I came across some unique challenges our Victorian American ancestors dealt with, more succinctly put, “Nineteenth Century Problems”. True, some of these easily could’ve plagued “townies” in the 18th or even 17th centuries. But as these newspaper articles are from the 19th century, and my focus of research is the Victorian Era (1839-1901) American West, we’ll go with “Nineteenth Century Problems”.
RUNNING AT LARGE; a Nineteenth Century Problem
Apparently, owners of cows, horses, mules, dogs, and pigs (probably other animals) allowed them to “run free” and forage for food. This probably made sense when ample green grasses and plants on the prairies or meadows surrounding the settlement was better for the stock than keeping them housed and fed on serious energy-expensive hay. Who has time to mow hay when the meadow is edible? Who has time to track down their horses when they need to hitch the buggy?

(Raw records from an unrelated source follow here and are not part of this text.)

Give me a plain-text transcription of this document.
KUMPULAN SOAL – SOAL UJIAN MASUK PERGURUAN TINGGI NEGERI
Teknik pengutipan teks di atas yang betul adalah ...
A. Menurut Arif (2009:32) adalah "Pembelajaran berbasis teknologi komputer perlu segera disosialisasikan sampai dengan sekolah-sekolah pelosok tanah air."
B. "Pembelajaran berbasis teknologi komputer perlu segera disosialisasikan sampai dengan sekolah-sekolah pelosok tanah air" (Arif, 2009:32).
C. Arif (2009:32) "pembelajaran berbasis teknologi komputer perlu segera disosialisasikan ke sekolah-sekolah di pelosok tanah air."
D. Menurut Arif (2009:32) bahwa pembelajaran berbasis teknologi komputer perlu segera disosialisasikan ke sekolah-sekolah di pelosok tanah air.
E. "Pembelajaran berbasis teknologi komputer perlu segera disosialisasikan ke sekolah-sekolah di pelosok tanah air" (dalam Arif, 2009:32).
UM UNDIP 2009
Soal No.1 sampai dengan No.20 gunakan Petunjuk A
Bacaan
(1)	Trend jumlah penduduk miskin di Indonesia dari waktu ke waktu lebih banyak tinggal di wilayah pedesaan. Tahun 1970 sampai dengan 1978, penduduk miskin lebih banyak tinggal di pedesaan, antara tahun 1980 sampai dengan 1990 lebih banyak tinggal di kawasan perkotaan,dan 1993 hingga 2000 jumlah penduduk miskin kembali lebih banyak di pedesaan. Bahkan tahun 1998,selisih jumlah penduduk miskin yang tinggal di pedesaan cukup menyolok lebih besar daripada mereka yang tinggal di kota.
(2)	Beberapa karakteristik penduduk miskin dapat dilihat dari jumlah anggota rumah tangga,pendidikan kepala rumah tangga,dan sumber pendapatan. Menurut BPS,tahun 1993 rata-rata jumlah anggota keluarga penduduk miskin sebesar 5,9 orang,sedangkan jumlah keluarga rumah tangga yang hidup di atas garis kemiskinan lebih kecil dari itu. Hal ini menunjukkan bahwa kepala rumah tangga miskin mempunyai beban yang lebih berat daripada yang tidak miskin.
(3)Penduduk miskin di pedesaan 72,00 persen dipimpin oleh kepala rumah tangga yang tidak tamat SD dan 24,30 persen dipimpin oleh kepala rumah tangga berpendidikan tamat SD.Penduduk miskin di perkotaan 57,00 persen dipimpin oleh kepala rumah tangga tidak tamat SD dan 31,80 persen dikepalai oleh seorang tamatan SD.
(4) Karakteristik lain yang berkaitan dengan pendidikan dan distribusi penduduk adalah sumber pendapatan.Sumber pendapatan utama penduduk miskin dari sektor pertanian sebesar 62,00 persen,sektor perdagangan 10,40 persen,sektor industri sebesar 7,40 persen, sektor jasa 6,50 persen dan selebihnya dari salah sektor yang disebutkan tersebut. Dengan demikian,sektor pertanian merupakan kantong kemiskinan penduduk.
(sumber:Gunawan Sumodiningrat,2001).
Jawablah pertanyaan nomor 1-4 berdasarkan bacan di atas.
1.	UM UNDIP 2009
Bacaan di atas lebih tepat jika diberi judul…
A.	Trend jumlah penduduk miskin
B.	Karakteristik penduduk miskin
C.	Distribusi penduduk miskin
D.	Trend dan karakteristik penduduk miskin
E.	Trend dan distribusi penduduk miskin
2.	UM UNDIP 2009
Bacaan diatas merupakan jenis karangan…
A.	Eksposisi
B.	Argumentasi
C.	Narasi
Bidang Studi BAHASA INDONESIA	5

As towns grew, the nuisance factor increased.
While researching this phenomenon, thousands of notices cropped up in western American newspapers about the laws on the books (or proposed bills in legislative sessions) that would make the impound fees for stock left to run at large hyper expensive.
Other times, the ordinances had passed, were on the books and everyone knew about the restrictions, but the law would rather chase down criminals than round up horses, cows, and pigs and impound them.
But what about crops? Don’t farmers have a right to protect their crops in the field?
Some people apparently didn’t care–(the laws don’t apply to them?) and thus liberated their horses when the need to hitch the wagon arose.
If “stock running at large” is too ridiculous of a “Nineteenth Century Problem”, try this one on for size:
I do believe being declared insane by a jury, because insanity was considered hereditary, and sent to a nineteenth century asylum…that’s definitely a horrible “Nineteenth Century Problem”.